Lyana wechselte ein paar Worte mit Aeolin. Dann kam sie zu Kat, Sven und mir zurück.
„Das Gebiet flussabwärts bei der Flussmündung am See gehört nicht zum Gebiet des Clans,“ erklärte sie. „Sie sagen, dort treibe eine schwarze Hexe ihr Unwesen. Mit ihren Bannsprüchen wollen sie sie von ihrem Gebiet fernhalten.“
Wir tauschten stumme Blicke. Allen von uns war klar, wer dort an der Flussmündung sein Unwesen trieb.
Die Uferböschung und der Wald sanken in die Dunkelheit. Die Elben gingen ohne Licht, immer dem Fluss aufwärts folgend, der sich irgendwann nach Osten wandte. Zuweilen ging es steil bergan über steinige Hänge, auf denen ich in der Dunkelheit über Wurzeln und Felsstufen stolperte. Ich fühlte mich müde und ausgezehrt. Wären wir unter uns gewesen, wir hätten längst unser Lager aufgeschlagen und am prasselnden Feuer das Jagdwild verzehrt, das Lyana zweifellos gefunden hätte. Fedurin versuchte Kat ein oder zweimal auf Eselart daran zu erinnern, dass es Zeit sei, den Tagesmarsch zu beenden. Aber er tat es nur zaghaft, und als sie entschieden am Seil ruckte, kam er ihr schicksalsergeben hinterher.
Wir gingen jetzt dicht beieinander in der Dunkelheit. Von den Elben sahen wir nur Schatten.

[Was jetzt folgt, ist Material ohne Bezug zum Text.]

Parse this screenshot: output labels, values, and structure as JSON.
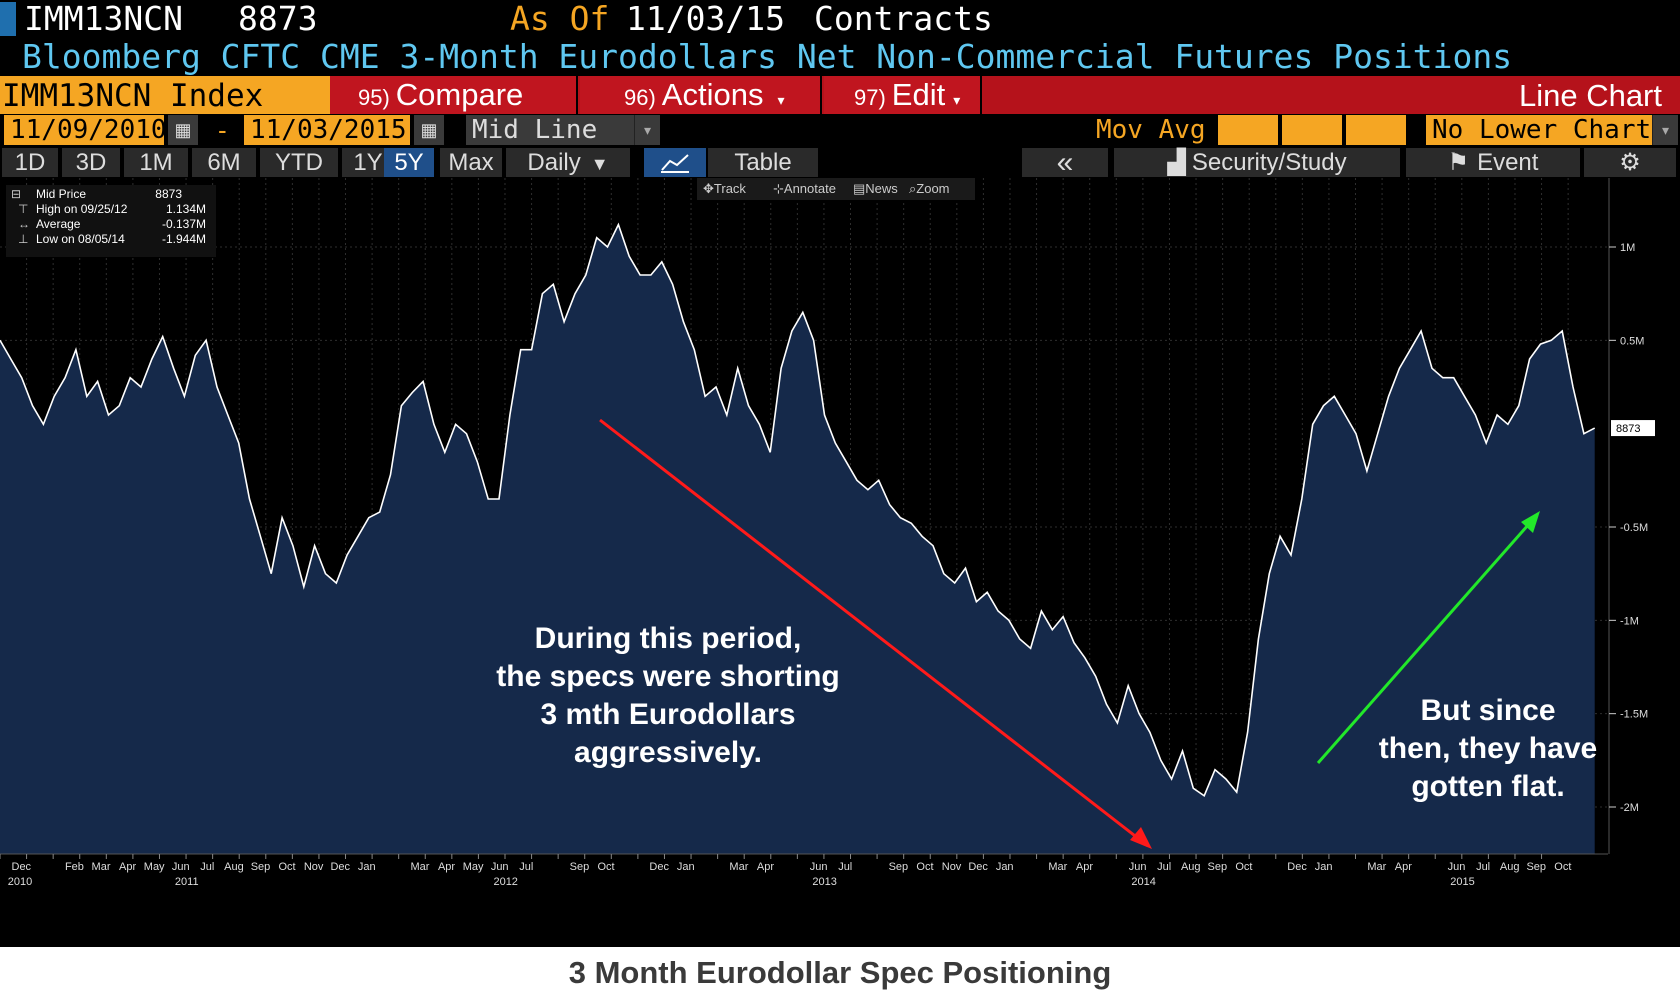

Bei dem schnellen Marschtempo stolperte ich immer wieder auf dem unwegsamen Ufergelände. Sven und Kat ging es nicht anders. Wir wechselten kein Wort miteinander, aber ich wusste auch so, worüber die Gefährten sich Gedanken machten. Ich befürchtete das Schlimmste.
***
Das Unterholz wurde seltener. Schließlich verschwand es ganz. Es ging nicht mehr bergan. Wir folgten den Elben auf einem gewundenen Pfad durch ein Gehölz dicht stehender Stämme unterschiedlicher Größe. Der Schnee unter unseren Füßen war festgetreten. Die Elbenkrieger strebten jetzt schnell voran. Vor uns, einen Steinwurf vom Flussufer entfernt, sah ich Feuerschein zwischen den Bäumen. In der Dunkelheit konnte ich die Gesichtszüge meiner Gefährten nicht erkennen, aber ich spürte ihre Anspannung.

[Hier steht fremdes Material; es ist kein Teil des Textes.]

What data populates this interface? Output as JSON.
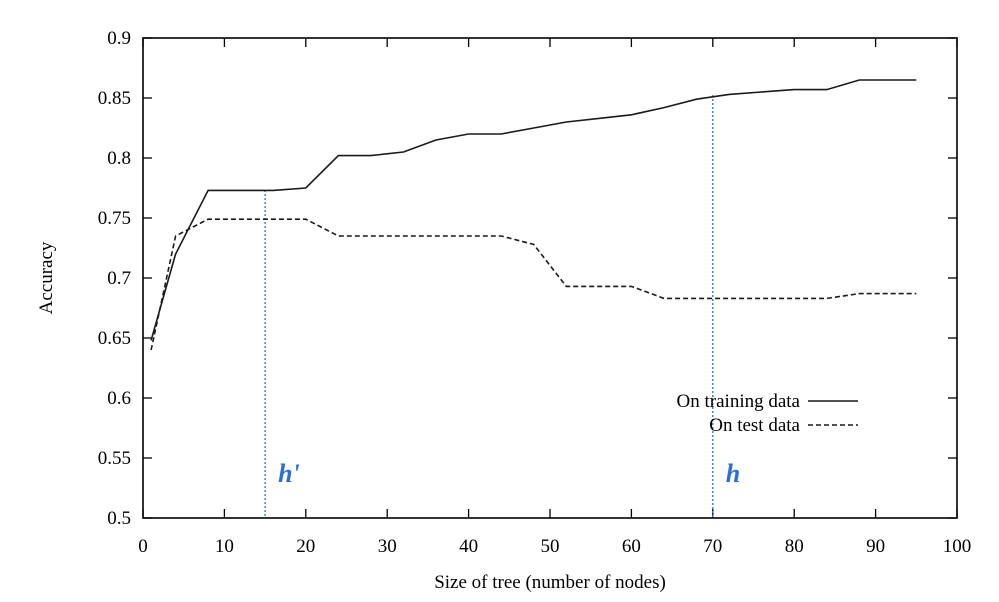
{
  "colors": {
    "axis": "#000000",
    "series_solid": "#1a1a1a",
    "series_dashed": "#1a1a1a",
    "marker": "#2a6fd6"
  },
  "chart_data": {
    "type": "line",
    "title": "",
    "xlabel": "Size of tree (number of nodes)",
    "ylabel": "Accuracy",
    "xlim": [
      0,
      100
    ],
    "ylim": [
      0.5,
      0.9
    ],
    "x_ticks": [
      0,
      10,
      20,
      30,
      40,
      50,
      60,
      70,
      80,
      90,
      100
    ],
    "y_ticks": [
      0.5,
      0.55,
      0.6,
      0.65,
      0.7,
      0.75,
      0.8,
      0.85,
      0.9
    ],
    "x_tick_labels": [
      "0",
      "10",
      "20",
      "30",
      "40",
      "50",
      "60",
      "70",
      "80",
      "90",
      "100"
    ],
    "y_tick_labels": [
      "0.5",
      "0.55",
      "0.6",
      "0.65",
      "0.7",
      "0.75",
      "0.8",
      "0.85",
      "0.9"
    ],
    "grid": false,
    "legend_position": "bottom-right",
    "series": [
      {
        "name": "On training data",
        "style": "solid",
        "x": [
          1,
          4,
          8,
          12,
          16,
          20,
          24,
          28,
          32,
          36,
          40,
          44,
          48,
          52,
          56,
          60,
          64,
          68,
          72,
          76,
          80,
          84,
          88,
          95
        ],
        "y": [
          0.648,
          0.72,
          0.773,
          0.773,
          0.773,
          0.775,
          0.802,
          0.802,
          0.805,
          0.815,
          0.82,
          0.82,
          0.825,
          0.83,
          0.833,
          0.836,
          0.842,
          0.849,
          0.853,
          0.855,
          0.857,
          0.857,
          0.865,
          0.865
        ]
      },
      {
        "name": "On test data",
        "style": "dashed",
        "x": [
          1,
          4,
          8,
          12,
          16,
          20,
          24,
          28,
          32,
          36,
          40,
          44,
          48,
          52,
          56,
          60,
          64,
          68,
          72,
          76,
          80,
          84,
          88,
          95
        ],
        "y": [
          0.64,
          0.735,
          0.749,
          0.749,
          0.749,
          0.749,
          0.735,
          0.735,
          0.735,
          0.735,
          0.735,
          0.735,
          0.728,
          0.693,
          0.693,
          0.693,
          0.683,
          0.683,
          0.683,
          0.683,
          0.683,
          0.683,
          0.687,
          0.687
        ]
      }
    ],
    "reference_lines": [
      {
        "label": "h'",
        "x": 15
      },
      {
        "label": "h",
        "x": 70
      }
    ]
  }
}
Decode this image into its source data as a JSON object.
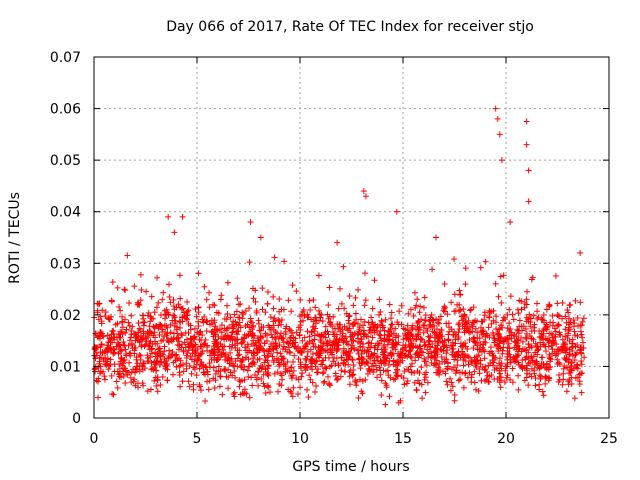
{
  "chart_data": {
    "type": "scatter",
    "title": "Day 066 of 2017, Rate Of TEC Index for receiver stjo",
    "xlabel": "GPS time / hours",
    "ylabel": "ROTI / TECUs",
    "xlim": [
      0,
      25
    ],
    "ylim": [
      0,
      0.07
    ],
    "x_ticks": [
      0,
      5,
      10,
      15,
      20,
      25
    ],
    "y_ticks": [
      0,
      0.01,
      0.02,
      0.03,
      0.04,
      0.05,
      0.06,
      0.07
    ],
    "x_tick_labels": [
      "0",
      "5",
      "10",
      "15",
      "20",
      "25"
    ],
    "y_tick_labels": [
      "0",
      "0.01",
      "0.02",
      "0.03",
      "0.04",
      "0.05",
      "0.06",
      "0.07"
    ],
    "grid": true,
    "marker": "+",
    "marker_color": "#ff0000",
    "series": [
      {
        "name": "ROTI",
        "color": "#ff0000",
        "x_range": [
          0.0,
          23.8
        ],
        "baseline": 0.0135,
        "spread": 0.007,
        "min_value": 0.002,
        "outliers": [
          {
            "x": 3.6,
            "y": 0.039
          },
          {
            "x": 3.9,
            "y": 0.036
          },
          {
            "x": 4.3,
            "y": 0.039
          },
          {
            "x": 7.6,
            "y": 0.038
          },
          {
            "x": 8.1,
            "y": 0.035
          },
          {
            "x": 11.8,
            "y": 0.034
          },
          {
            "x": 13.1,
            "y": 0.044
          },
          {
            "x": 13.2,
            "y": 0.043
          },
          {
            "x": 14.7,
            "y": 0.04
          },
          {
            "x": 16.6,
            "y": 0.035
          },
          {
            "x": 19.5,
            "y": 0.06
          },
          {
            "x": 19.6,
            "y": 0.058
          },
          {
            "x": 19.7,
            "y": 0.055
          },
          {
            "x": 19.8,
            "y": 0.05
          },
          {
            "x": 20.2,
            "y": 0.038
          },
          {
            "x": 21.0,
            "y": 0.0575
          },
          {
            "x": 21.0,
            "y": 0.053
          },
          {
            "x": 21.1,
            "y": 0.048
          },
          {
            "x": 21.1,
            "y": 0.042
          },
          {
            "x": 23.6,
            "y": 0.032
          }
        ]
      }
    ]
  }
}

Wir traten aus dem Gehölz. Unter den ausladenden Kronen von Bäumen mit mächtigen Stammumfängen von einer Art, die ich nicht kannte, tat sich ein von Unterholz freier Platz auf. In der Mitte der Lichtung loderten die Flammen eines Feuers übermannshoch in den Nachthimmel. Langgestreckte Lehmhütten mit flachen, rindengedeckten Dächern verteilten sich zwischen den Bäumen über die Lichtung. Die schlanken Gestalten der Elben waren zwischen den Hütten zu sehen: Krieger mit langen Messern in den Gürteln über ihren mit Fransen versehenen Lederwämsern, Frauen in langen, weichen Lederkleidern, Kinder, auch sie in der gleichen Kleidung wie die Erwachsenen. Die Frauen waren fast alle ein bis zwei Köpfe kleiner als die Männer. Sie waren von zierlicher, schlanker Gestalt. Alle Bewohner der Waldsiedlung trugen ihr helles Haar von Stirnbändern gehalten. Irgendwo auf der Lichtung sang eine Frauenstimme einen sanften, melodischen Gesang.
Von einem Baum am Rand der Siedlung hing eine Strickleiter herab. Ich spähte in die Baumkrone. Unter dem dunklen Sternenhimmel erkannte ich hoch oben in den Baumästen die Umrisse einer Plattform. Ich entdeckte mehrere dieser Baumplattformen rings um die Lichtung verteilt.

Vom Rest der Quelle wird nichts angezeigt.